Answer 25 · 2014-11-18T18:13:11.000Z

we've added a README for this repo that gives instructions and whatnot: #9

the simple parseable README.txt was to extract properties of an institution, such as their name, email contact, or whatever else we might need. it would sit next to the layers.json -- for example https://github.com/OpenGeoMetadata/edu.stanford.purl/blob/master/README

Answer 26 · 2014-11-18T18:15:04.000Z

If it's parsable, I don't think it should be a readme - that's metadata, and should be in a proper data format, like json or xml. READMEs are for humans, and should be freeform enough to contain details you don't expect they'll need.

Answer 27 · 2014-11-18T21:04:22.000Z

I agree with @tmcw that the READMEs should be for humans.

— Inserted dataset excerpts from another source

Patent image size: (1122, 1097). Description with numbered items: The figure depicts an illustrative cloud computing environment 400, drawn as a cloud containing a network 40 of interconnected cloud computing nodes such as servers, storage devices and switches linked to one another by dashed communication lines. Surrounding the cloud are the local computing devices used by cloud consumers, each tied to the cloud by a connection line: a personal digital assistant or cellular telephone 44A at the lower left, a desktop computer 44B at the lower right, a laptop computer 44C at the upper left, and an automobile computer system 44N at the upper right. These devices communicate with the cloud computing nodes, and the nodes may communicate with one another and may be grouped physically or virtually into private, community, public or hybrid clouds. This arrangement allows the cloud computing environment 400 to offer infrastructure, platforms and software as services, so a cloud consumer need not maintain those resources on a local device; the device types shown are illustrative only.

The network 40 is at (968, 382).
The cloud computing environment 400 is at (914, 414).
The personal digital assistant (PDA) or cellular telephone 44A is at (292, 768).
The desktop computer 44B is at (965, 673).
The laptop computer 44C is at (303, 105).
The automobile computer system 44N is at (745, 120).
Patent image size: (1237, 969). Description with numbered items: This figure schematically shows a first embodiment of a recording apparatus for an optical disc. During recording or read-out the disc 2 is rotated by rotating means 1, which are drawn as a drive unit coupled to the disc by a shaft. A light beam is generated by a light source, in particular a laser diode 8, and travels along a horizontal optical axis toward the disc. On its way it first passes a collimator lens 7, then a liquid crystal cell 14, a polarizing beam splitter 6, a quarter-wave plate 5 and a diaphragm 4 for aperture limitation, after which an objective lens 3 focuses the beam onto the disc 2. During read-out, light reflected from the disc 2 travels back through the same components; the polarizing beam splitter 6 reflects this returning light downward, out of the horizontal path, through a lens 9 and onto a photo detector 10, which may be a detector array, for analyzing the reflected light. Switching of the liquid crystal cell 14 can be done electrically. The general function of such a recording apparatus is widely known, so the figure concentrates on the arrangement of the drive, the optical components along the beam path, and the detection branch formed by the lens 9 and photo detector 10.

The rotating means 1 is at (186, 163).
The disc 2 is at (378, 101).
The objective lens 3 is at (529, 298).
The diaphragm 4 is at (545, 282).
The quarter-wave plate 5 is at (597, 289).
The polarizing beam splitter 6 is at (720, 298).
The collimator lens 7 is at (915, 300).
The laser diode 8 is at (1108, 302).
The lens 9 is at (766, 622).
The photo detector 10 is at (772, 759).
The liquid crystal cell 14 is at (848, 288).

I'd favor JSON for institutional metadata. (Why doesn't anyone ever call it a "PARSEME"?)

Regarding the need for subdirectories to accomodate large repos with 10,000+ layers, are there any hard limits or soft recommendations for max files per directory? (based on git, github, or any other systems in use)

Answer 28 · 2014-11-18T21:18:33.000Z

the limits are performance-related not filesystem-related -- i.e., file systems can accomodate a great many files per directory. i'm not sure what the soft limits are for optimum performance but my guess would be fairly small like ~1000 files per directory or ~100 KB for the directory inodes.